他想说些什么,好多与她待会儿,可张了张嘴,却发现横亘在他们之间的,并不是只是否有话可聊。

于是只得眼睁睁目视着她离去的背影。

第87章艳诗

这两日阮玉仪都有些恹恹的,也不爱动,寻常膳后,她都会在院子里稍微活动,如今连这散步也免了。

虽不乐意走动,可见她面色灿若桃花的模样,也不似生了病,木灵尚未知晓小姐与世子的关系有所亲近,恐小姐心有郁结,便寻了机会问。

“小姐近日可是有何伤心事?是世子欺负了您吗?”如此说着,她自个儿便信了,一副只消小姐称是,便要杀过去为她讨个说法的模样。

她正绣了手绢,反是奇怪木灵怎有这一问,听了后半句,不知想到了什么,脸上更红了几分,“莫要胡说。”
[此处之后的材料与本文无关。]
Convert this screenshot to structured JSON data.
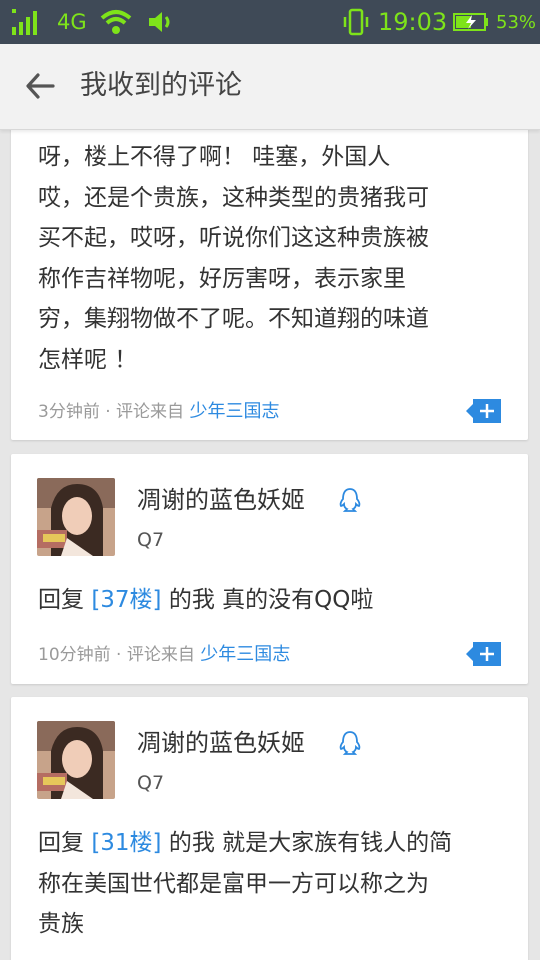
{
  "status_bar": {
    "network": "4G",
    "time": "19:03",
    "battery": "53%"
  },
  "header": {
    "title": "我收到的评论"
  },
  "comments": [
    {
      "body_lines": [
        "呀，楼上不得了啊！ 哇塞，外国人",
        "哎，还是个贵族，这种类型的贵猪我可",
        "买不起，哎呀，听说你们这这种贵族被",
        "称作吉祥物呢，好厉害呀，表示家里",
        "穷，集翔物做不了呢。不知道翔的味道",
        "怎样呢 ！"
      ],
      "time": "3分钟前",
      "source_prefix": "· 评论来自",
      "source": "少年三国志"
    },
    {
      "user": "凋谢的蓝色妖姬",
      "user_id": "Q7",
      "reply_prefix": "回复",
      "floor": "[37楼]",
      "reply_to": "的我",
      "text": "真的没有QQ啦",
      "time": "10分钟前",
      "source_prefix": "· 评论来自",
      "source": "少年三国志"
    },
    {
      "user": "凋谢的蓝色妖姬",
      "user_id": "Q7",
      "reply_prefix": "回复",
      "floor": "[31楼]",
      "reply_to": "的我",
      "text_lines": [
        "就是大家族有钱人的简",
        "称在美国世代都是富甲一方可以称之为",
        "贵族"
      ]
    }
  ],
  "colors": {
    "status_bar_bg": "#3f4a57",
    "status_icons": "#7ee31a",
    "accent": "#2d8ae0",
    "card_bg": "#ffffff",
    "page_bg": "#e6e6e6"
  }
}
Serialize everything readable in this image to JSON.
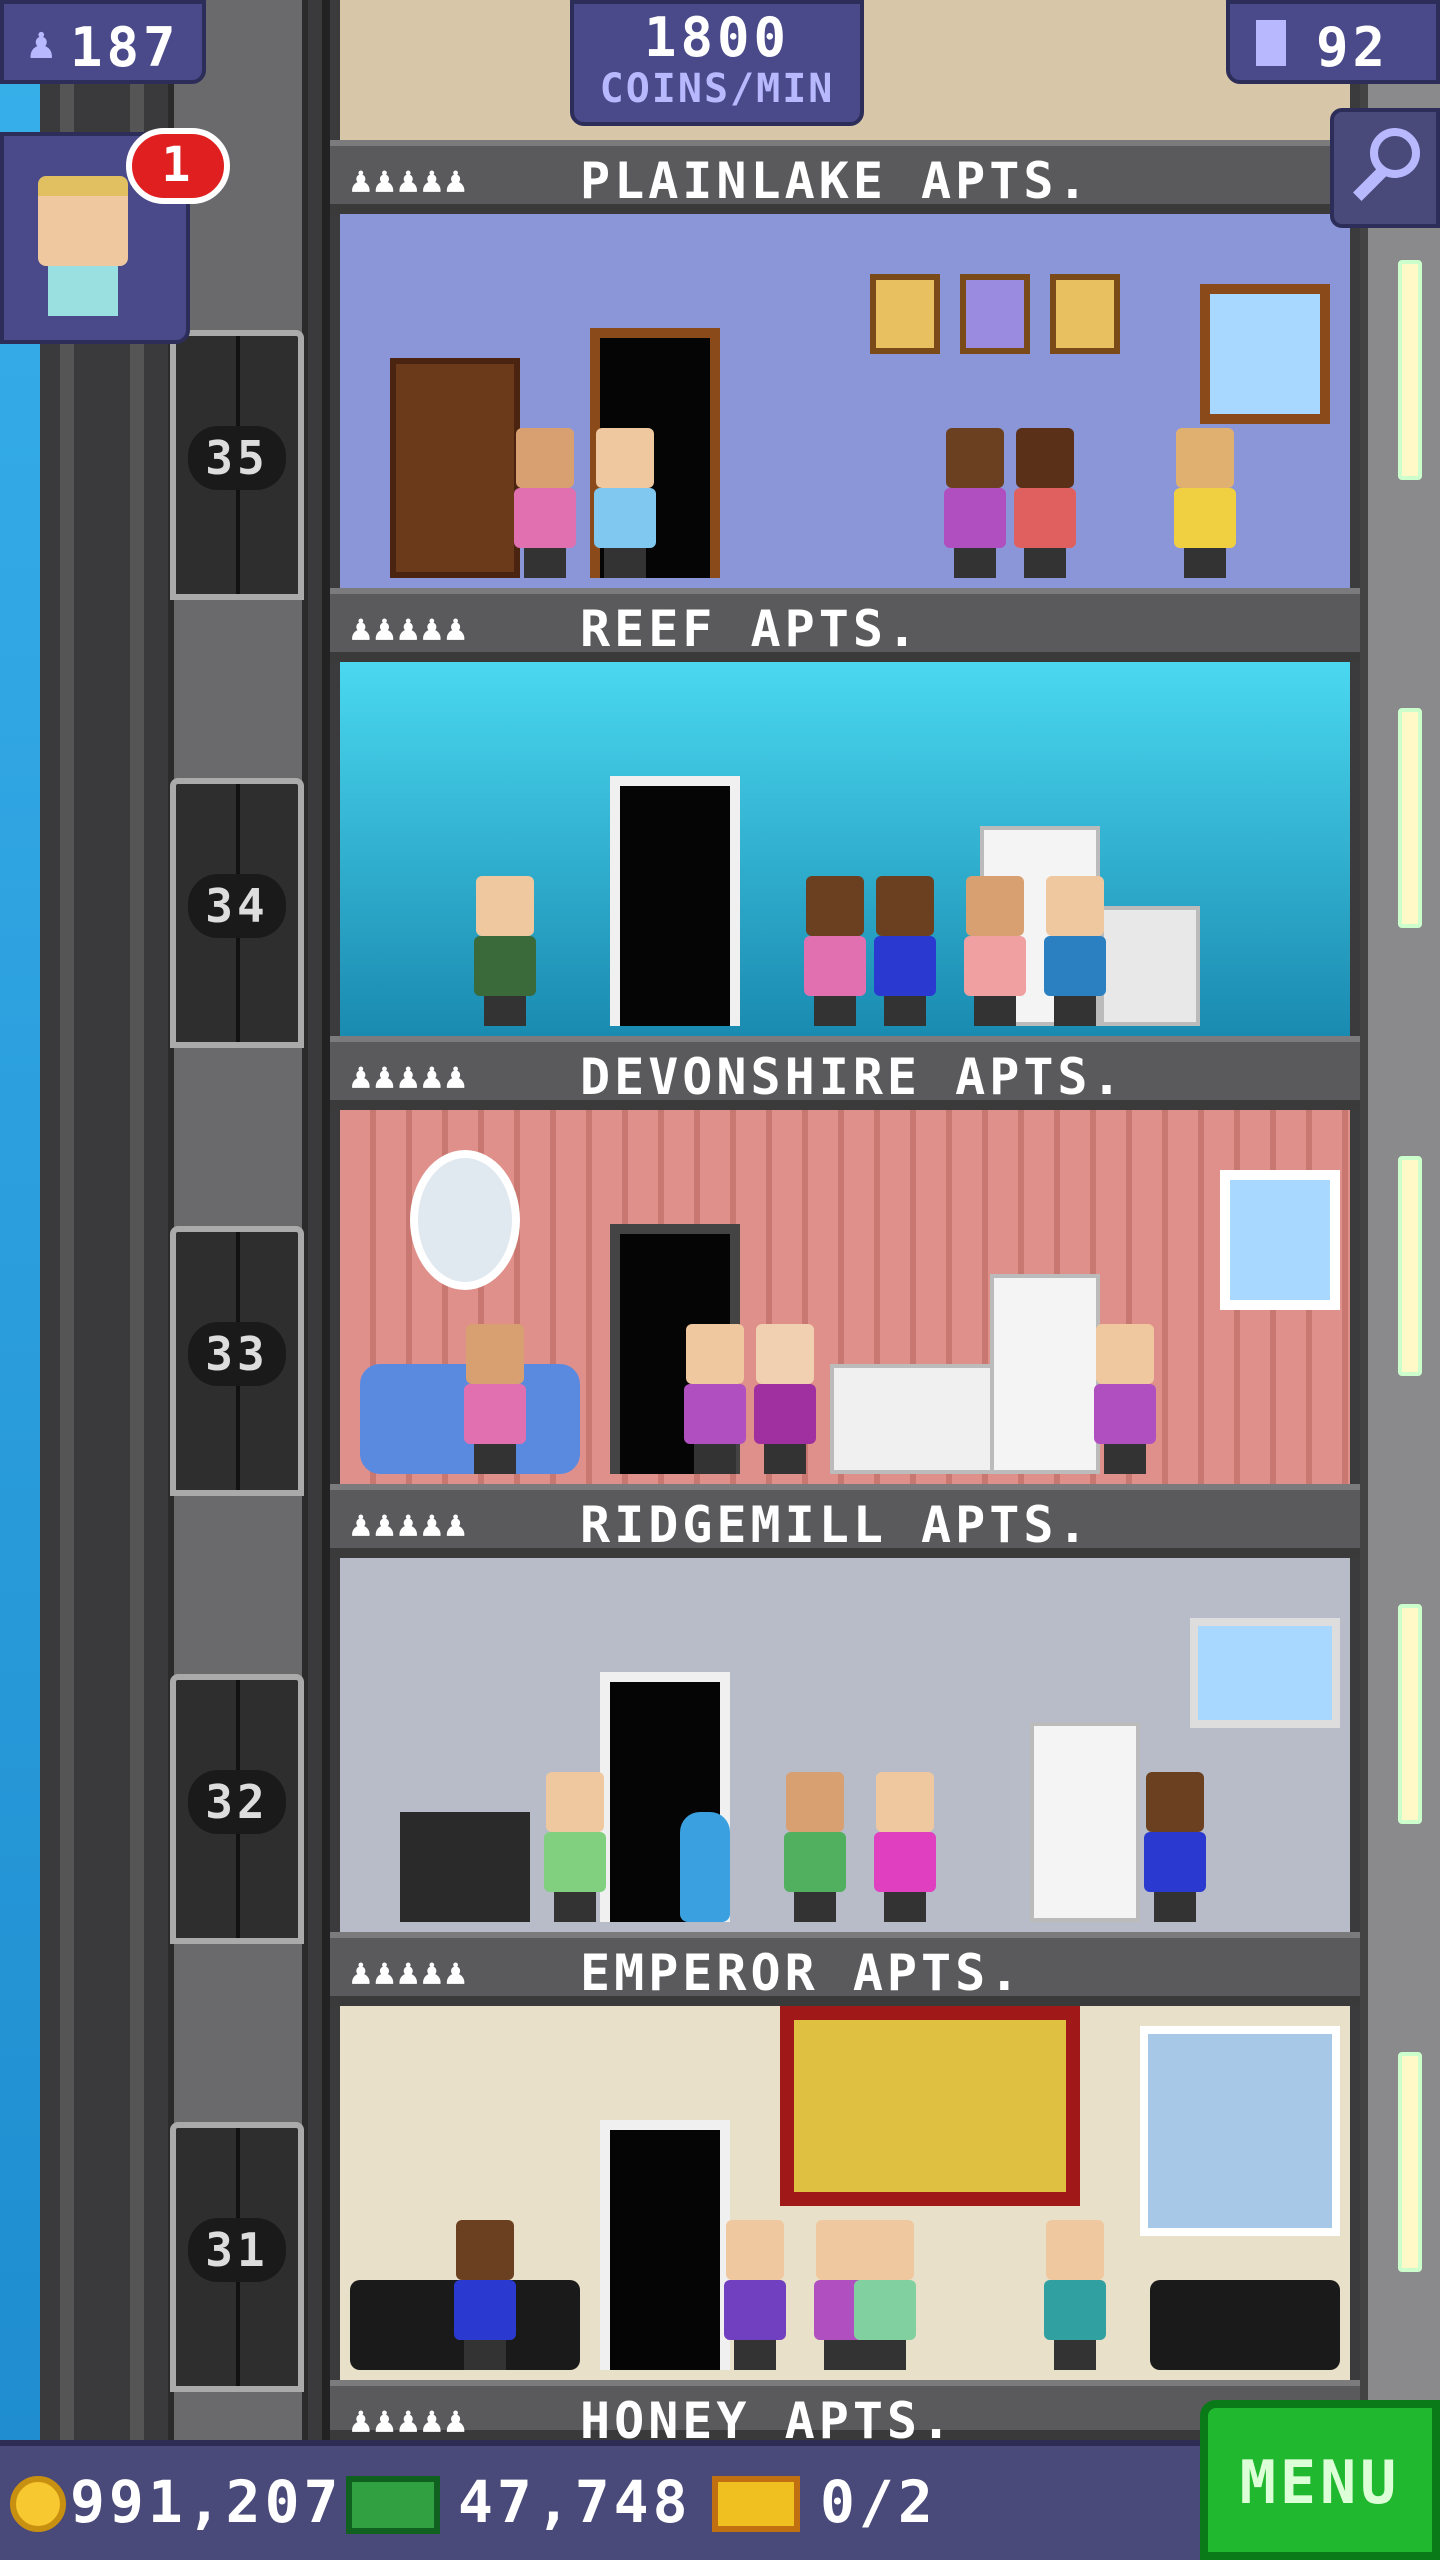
{
  "hud": {
    "population": "187",
    "coins_rate_value": "1800",
    "coins_rate_unit": "COINS/MIN",
    "floors": "92",
    "visitor_notification_count": "1"
  },
  "floors": [
    {
      "name": "PLAINLAKE APTS.",
      "people_icons": "♟♟♟♟♟",
      "elevator_floor": "35"
    },
    {
      "name": "REEF APTS.",
      "people_icons": "♟♟♟♟♟",
      "elevator_floor": "34"
    },
    {
      "name": "DEVONSHIRE APTS.",
      "people_icons": "♟♟♟♟♟",
      "elevator_floor": "33"
    },
    {
      "name": "RIDGEMILL APTS.",
      "people_icons": "♟♟♟♟♟",
      "elevator_floor": "32"
    },
    {
      "name": "EMPEROR APTS.",
      "people_icons": "♟♟♟♟♟",
      "elevator_floor": "31"
    },
    {
      "name": "HONEY APTS.",
      "people_icons": "♟♟♟♟♟"
    }
  ],
  "bottom": {
    "coins": "991,207",
    "bux": "47,748",
    "tickets": "0/2",
    "menu_label": "MENU"
  },
  "icons": {
    "population": "person-icon",
    "floors": "building-icon",
    "coins": "coin-icon",
    "bux": "bux-icon",
    "tickets": "ticket-icon",
    "zoom": "magnifier-icon"
  },
  "colors": {
    "hud": "#4a4a7a",
    "menu": "#1fb82e",
    "badge": "#e02020"
  }
}
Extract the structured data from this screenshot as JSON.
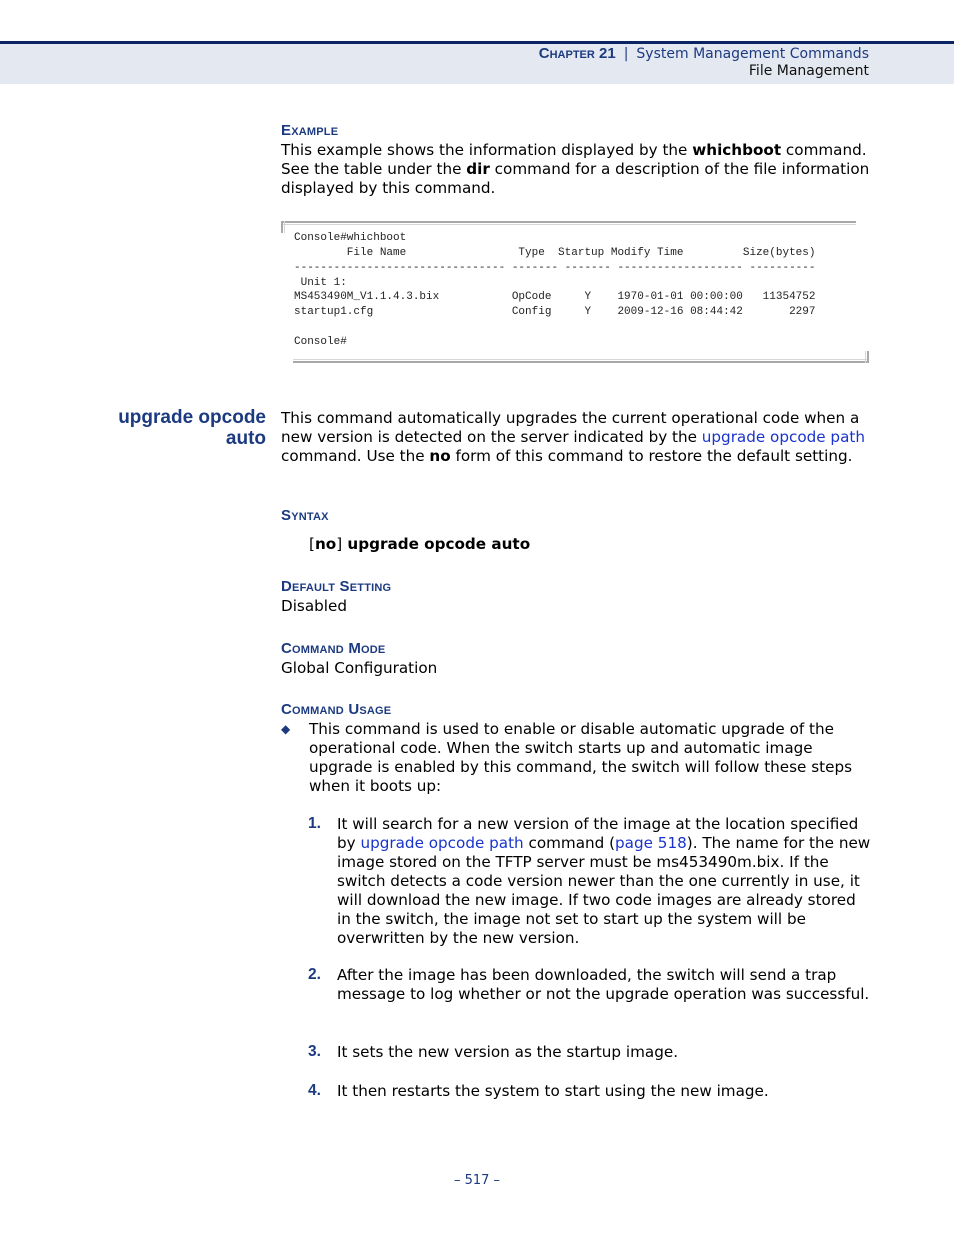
{
  "header": {
    "chapter_label": "Chapter 21",
    "separator": "|",
    "section": "System Management Commands",
    "subsection": "File Management"
  },
  "example": {
    "heading": "Example",
    "text_before": "This example shows the information displayed by the ",
    "bold1": "whichboot",
    "text_middle": " command. See the table under the ",
    "bold2": "dir",
    "text_after": " command for a description of the file information displayed by this command."
  },
  "console": {
    "lines": [
      "Console#whichboot",
      "        File Name                 Type  Startup Modify Time         Size(bytes)",
      "-------------------------------- ------- ------- ------------------- ----------",
      " Unit 1:",
      "MS453490M_V1.1.4.3.bix           OpCode     Y    1970-01-01 00:00:00   11354752",
      "startup1.cfg                     Config     Y    2009-12-16 08:44:42       2297",
      "",
      "Console#"
    ],
    "columns": [
      "File Name",
      "Type",
      "Startup",
      "Modify Time",
      "Size(bytes)"
    ],
    "unit": "Unit 1:",
    "rows": [
      {
        "file": "MS453490M_V1.1.4.3.bix",
        "type": "OpCode",
        "startup": "Y",
        "modify_time": "1970-01-01 00:00:00",
        "size": "11354752"
      },
      {
        "file": "startup1.cfg",
        "type": "Config",
        "startup": "Y",
        "modify_time": "2009-12-16 08:44:42",
        "size": "2297"
      }
    ]
  },
  "command": {
    "title_line1": "upgrade opcode",
    "title_line2": "auto",
    "desc_part1": "This command automatically upgrades the current operational code when a new version is detected on the server indicated by the ",
    "desc_link": "upgrade opcode path",
    "desc_part2": " command. Use the ",
    "desc_bold": "no",
    "desc_part3": " form of this command to restore the default setting."
  },
  "syntax": {
    "heading": "Syntax",
    "open_bracket": "[",
    "no_kw": "no",
    "close_bracket": "]",
    "command": " upgrade opcode auto"
  },
  "default_setting": {
    "heading": "Default Setting",
    "value": "Disabled"
  },
  "command_mode": {
    "heading": "Command Mode",
    "value": "Global Configuration"
  },
  "command_usage": {
    "heading": "Command Usage",
    "bullet_glyph": "◆",
    "bullet_text": "This command is used to enable or disable automatic upgrade of the operational code. When the switch starts up and automatic image upgrade is enabled by this command, the switch will follow these steps when it boots up:",
    "steps": [
      {
        "num": "1.",
        "text_a": "It will search for a new version of the image at the location specified by ",
        "link1": "upgrade opcode path",
        "text_b": " command (",
        "link2": "page 518",
        "text_c": "). The name for the new image stored on the TFTP server must be ms453490m.bix. If the switch detects a code version newer than the one currently in use, it will download the new image. If two code images are already stored in the switch, the image not set to start up the system will be overwritten by the new version."
      },
      {
        "num": "2.",
        "text": "After the image has been downloaded, the switch will send a trap message to log whether or not the upgrade operation was successful."
      },
      {
        "num": "3.",
        "text": "It sets the new version as the startup image."
      },
      {
        "num": "4.",
        "text": "It then restarts the system to start using the new image."
      }
    ]
  },
  "footer": {
    "page_number": "–  517  –"
  }
}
木灵瞧出她脸上异色,于是揪着一直问。饶是阮玉仪再如何想扯开话题,她也总能回到之前所言的事上。

话过几轮,阮玉仪怠于与她掰扯了,便委婉了说了。

木灵眸中一亮,只觉得小姐终是要挨过这段苦日子了,心下欢喜,便说要叫木香姐姐为小姐做糕点去。

她顿觉好笑,问道,“怎的不是你自己做?”

木灵有些不好意思,“奴婢的手艺哪里够看,这不是怕亏待了小姐的舌么。”

于是她便去寻木香,一时阮玉仪身边无人,便暂时唤了外边的青黛进来。

青黛原想与阮玉仪闲谈上几句,可见她垂首绣着帕子,并没有要与自己说笑的意思,自觉此时开口尴尬,也就歇了这心思,只往边上立着。

一时无话,知道木灵手中拿着封信进来,气氛才算活泛些。

“小姐,”木灵将信呈上来,“守门的小厮道,这是一丽服姑娘捎来给您的。”

她心下奇怪,思来想去,也不记得在京中结识过哪家姑娘,“可有说那姑娘为谁?”她接过信,装信笺的纸袋上并无落款。

木灵摇头,“听说是个面生的,但那姑娘倒是生得俊俏。”

闻言,她也只好向婺州的来信想,只是若是家中的书信,并无落款,信差又是如何晓得要往那边送的。

说起来,倒也确实许久未得到家那边的音讯了。

她揣着疑惑,将那洒金信笺取出展开。细细读去,可却愈发觉着不对劲起来。